Tag Archives: Automatic modeling

[Solved] AttributeError: module ‘pandas‘ has no attribute ‘rolling_count‘

Problem Description:

For the problems encountered in automatic modeling today, we use iris data set to initialize the automl framework and pass in training data. The problem is that in the last line of fit, an error is reported: attributeerror: module ‘pandas’ has no attribute’ rolling_ At that time, I read the wrong version of pandas on the Internet. Then I reinstalled it on the Internet and found that it still couldn’t.

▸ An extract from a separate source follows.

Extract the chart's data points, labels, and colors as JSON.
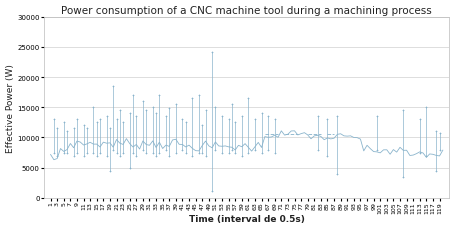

Use Microsoft’s flaml automated modeling framework to directly pip, Install flaml. Attach Code:

from flaml import AutoML
from sklearn.datasets import load_iris
import pandas as pd



iris = load_iris()
iris_data = pd.concat([pd.DataFrame(iris.data),pd.Series(iris.target)],axis=1)
iris_data.columns = ["_".join(feature.split(" ")[:2]) for feature in iris.feature_names]+["target"]
iris_data = iris_data[(iris_data.target==0) |(iris_data.target==1)]


flaml_automl = AutoML()
flaml_automl.fit(pd.DataFrame(iris_data.iloc[:,:-1]),iris_data.iloc[:,-1],time_budget=10,estimator_list=['lgbm','xgboost'])

After the upgrade dask is finally executed (PIP install — upgrade dask), it can run normally. However, it is strange that the error message does not prompt dask related problems. Some bloggers on the Internet say that dask provides interfaces to pandas and numpy, which may be caused by the low version of the interface??

Finally, after upgrading dask, the problem is solved!